There are strong similarities between the Patterson maps calculated from the simulated and experimental diffuse intensities (Fig. 5). The overall modulation of the diffuse Patterson is especially similar between the simulation and the data, indicating that the distance dependence of the correlations is captured well by the MD simulation. The attenuation of the Patterson along the a and b lattice vectors is more pronounced in the data than in the simulation, however, indicating a longer length scale of correlations in the simulation than in the data within the z = 0 plane (Figs. 5c and 5d).

If the simulation perfectly described the experimental system, the agreement would be expected either to increase or to plateau at long times, depending on how accurately the data were measured. The agreement beyond 1100 ns decreased somewhat, however, indicating a drift of the simulation away from the data. While it is possible that the decrease is transient and that running the present simulation for longer would eventually lead to an increase in the agreement, the simplest explanation is that the MD model is deviating from the experimental behavior at long times.

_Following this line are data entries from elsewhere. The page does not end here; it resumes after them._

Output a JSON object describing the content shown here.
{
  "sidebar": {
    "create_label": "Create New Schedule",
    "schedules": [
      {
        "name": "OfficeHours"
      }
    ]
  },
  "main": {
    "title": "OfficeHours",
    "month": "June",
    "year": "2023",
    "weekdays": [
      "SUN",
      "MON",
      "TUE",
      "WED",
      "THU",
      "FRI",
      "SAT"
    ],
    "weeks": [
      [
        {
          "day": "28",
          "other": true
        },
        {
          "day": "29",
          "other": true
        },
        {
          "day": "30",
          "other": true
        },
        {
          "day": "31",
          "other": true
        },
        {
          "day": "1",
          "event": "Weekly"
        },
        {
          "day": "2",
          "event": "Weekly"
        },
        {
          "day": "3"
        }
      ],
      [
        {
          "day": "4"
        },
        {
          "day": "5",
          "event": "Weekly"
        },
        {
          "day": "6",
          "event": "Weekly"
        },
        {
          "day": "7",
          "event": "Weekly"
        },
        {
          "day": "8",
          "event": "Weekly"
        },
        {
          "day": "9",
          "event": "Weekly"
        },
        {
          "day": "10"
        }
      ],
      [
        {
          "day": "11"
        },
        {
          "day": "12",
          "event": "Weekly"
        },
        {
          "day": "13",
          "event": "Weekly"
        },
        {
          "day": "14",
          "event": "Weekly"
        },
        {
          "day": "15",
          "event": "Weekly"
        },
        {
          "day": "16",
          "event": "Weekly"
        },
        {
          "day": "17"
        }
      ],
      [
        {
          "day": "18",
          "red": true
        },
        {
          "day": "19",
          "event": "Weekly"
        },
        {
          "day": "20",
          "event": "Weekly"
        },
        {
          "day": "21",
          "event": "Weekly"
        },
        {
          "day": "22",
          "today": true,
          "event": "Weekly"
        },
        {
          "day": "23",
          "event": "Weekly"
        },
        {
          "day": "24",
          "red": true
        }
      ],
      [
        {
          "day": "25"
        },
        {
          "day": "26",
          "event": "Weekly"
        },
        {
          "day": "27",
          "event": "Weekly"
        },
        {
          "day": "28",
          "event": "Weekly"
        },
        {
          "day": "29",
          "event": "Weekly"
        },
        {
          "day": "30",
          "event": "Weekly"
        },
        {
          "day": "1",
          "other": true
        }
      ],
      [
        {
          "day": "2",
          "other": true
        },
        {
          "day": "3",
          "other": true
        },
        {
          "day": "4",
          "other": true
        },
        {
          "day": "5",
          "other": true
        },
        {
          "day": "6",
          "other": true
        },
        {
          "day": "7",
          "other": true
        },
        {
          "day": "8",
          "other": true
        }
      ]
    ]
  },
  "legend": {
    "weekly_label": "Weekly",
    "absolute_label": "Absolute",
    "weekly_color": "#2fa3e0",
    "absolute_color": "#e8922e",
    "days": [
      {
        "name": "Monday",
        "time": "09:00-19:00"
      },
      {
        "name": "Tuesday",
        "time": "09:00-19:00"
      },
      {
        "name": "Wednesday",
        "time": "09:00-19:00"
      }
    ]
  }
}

Dips in the residue-wise RSCC plot (Fig. 6, purple line) indicate regions where the simulated charge density locally deviates from the crystal structure. Dips at the N-terminus and at residues 46–52 correspond to high B-factor regions (Fig. 6, blue line) and might reflect the intrinsic difficulty of capturing discrete conformational variability using B factors (García et al., 1997 ). Dips in the RSCC also correspond to regions of high r.m.s.d. between the simulation average structure and the crystal structure (Fig. 6, yellow line). These include not only the high B-factor regions, but also many regions with lower B factors. The low B-factor regions with high r.m.s.d.s indicate where the atom positions from the simulation locally deviate from the crystal structure. The discrepancies in these regions would be especially good targets for improving the MD model.

There are a number of specific routes to improving the MD model. Missing residues at the N- and C-termini could be modeled more accurately using more of the context from the crystal structure. The 2 × 2 × 2 supercell could be extended to an even larger supercell. Additional compounds found in the mother liquor could be added to the model (e.g. 23% 2-methyl-2,4-pentanediol) and the ionic strength of the solvent could be more accurately modeled; the current model only includes water and neutralizing counterions. There might be inaccuracies in the MD force fields; importantly, the accuracy of the MD models should now be high enough to enable the improvement of force fields using crystallographic data, just as validation using NMR data (Chatfield et al., 1998 ) has led to improvement of MD force fields (Lindorff-Larsen et al., 2010 , 2012 ; Showalter & Brüschweiler, 2007 ). Time-averaged ensemble refinement produces models that are closer to the crystal structure (Burnley et al., 2012 ) and might be used in combination with diffuse data to generate more accurate conformational ensembles. Higher quality data also might be needed to substantially improve the model.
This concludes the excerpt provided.